G-77 has become a strong voice for the poor: Geingob

16 Jun 2014 18:50pm
WINDHOEK, 16 JUN (NAMPA) – Prime Minister Dr Hage Geingob says the Group of 77 (G-77) has become a strong voice for the poor and vulnerable, offering hope for poverty alleviation by promoting South-South cooperation as a driver for economic growth and development.
The Namibian premier was speaking on Sunday during the 50th anniversary celebration of the G-77 that took place in Santa Cruz, Bolivia.
Geingob said the developing world does not have individual superpowers per se, but through the collective voices and diversity, they can act as a counter-balance to global dominance and ensure that those who lack economic muscle are not left out.
The Group of 77 was established on 15 June 1964 by 77 developing countries, signatories of the “Joint Declaration of the Seventy-Seven Developing Countries” issued at the end of the first session of the United Nations Conference on Trade and Development (UNCTAD) in Geneva.
“We have a lot to celebrate on this our 50th Anniversary,” Geingob said.
He said the rapid rate of globalisation in the 21st century is both exciting and frightening at the same time.

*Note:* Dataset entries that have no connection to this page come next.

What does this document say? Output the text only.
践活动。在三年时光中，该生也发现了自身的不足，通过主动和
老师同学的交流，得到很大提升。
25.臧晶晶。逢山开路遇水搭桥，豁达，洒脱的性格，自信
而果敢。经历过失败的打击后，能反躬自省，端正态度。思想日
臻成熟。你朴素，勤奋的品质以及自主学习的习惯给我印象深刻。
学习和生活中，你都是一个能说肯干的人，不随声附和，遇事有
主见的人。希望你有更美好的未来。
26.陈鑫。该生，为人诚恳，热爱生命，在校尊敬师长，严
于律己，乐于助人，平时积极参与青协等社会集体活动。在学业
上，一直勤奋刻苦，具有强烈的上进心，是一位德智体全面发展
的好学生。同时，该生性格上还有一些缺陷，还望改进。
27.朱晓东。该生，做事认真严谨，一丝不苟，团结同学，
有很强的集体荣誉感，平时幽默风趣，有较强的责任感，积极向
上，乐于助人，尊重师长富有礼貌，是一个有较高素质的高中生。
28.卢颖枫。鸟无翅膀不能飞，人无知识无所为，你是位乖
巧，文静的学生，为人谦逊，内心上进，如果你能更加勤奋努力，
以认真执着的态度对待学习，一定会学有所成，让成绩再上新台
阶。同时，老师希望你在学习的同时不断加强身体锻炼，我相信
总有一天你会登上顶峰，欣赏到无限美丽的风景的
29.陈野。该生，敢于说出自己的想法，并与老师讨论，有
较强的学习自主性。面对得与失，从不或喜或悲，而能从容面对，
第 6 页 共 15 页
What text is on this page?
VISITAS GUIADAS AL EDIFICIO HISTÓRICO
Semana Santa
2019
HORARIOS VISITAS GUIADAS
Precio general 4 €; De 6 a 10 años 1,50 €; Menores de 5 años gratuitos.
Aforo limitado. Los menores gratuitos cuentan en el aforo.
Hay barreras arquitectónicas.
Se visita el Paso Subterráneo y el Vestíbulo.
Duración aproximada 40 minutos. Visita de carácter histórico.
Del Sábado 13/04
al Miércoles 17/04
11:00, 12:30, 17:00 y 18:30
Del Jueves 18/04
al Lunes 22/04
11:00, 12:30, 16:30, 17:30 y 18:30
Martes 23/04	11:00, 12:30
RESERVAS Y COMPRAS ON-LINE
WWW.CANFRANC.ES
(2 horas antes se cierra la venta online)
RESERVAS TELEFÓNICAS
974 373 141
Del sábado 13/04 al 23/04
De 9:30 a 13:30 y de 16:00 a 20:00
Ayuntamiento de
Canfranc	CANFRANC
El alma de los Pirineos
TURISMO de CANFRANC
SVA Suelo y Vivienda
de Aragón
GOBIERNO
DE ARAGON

Countries in the south are faced with an ever-increasing number of opportunities as well as challenges. “While some countries might be experiencing an accelerated rate of growth, we are faced with an ever-increasing problem of income and wealth disparity which is a threat to local, regional and global peace and security,” said Geingob.
He explained that the reality is that some developing countries will and have advanced economically, adding that their economic advancement should augment the voice and influence of developing countries globally, especially in multilateral negotiations.
Thus, he said, the theme chosen for the meeting namely ‘For a new world order for living well” provides them with an opportunity to constructively engage and exchange views as they tackle developmental challenges that impede progress.
“We should be cognisant of the fact that as 2015 approaches, our work ahead as developing nations is to take stock of the extent to which the Millennium Development Goals have been achieved, the obstacles and challenges faced and how efforts can be consolidated to address the gaps that still exist,” he said.
Geingob noted that people’s well-being should take centre stage.
“We should ensure that no one feels left out. Inclusivity is key in the elaboration of the 2015 Development Agenda,” he stated.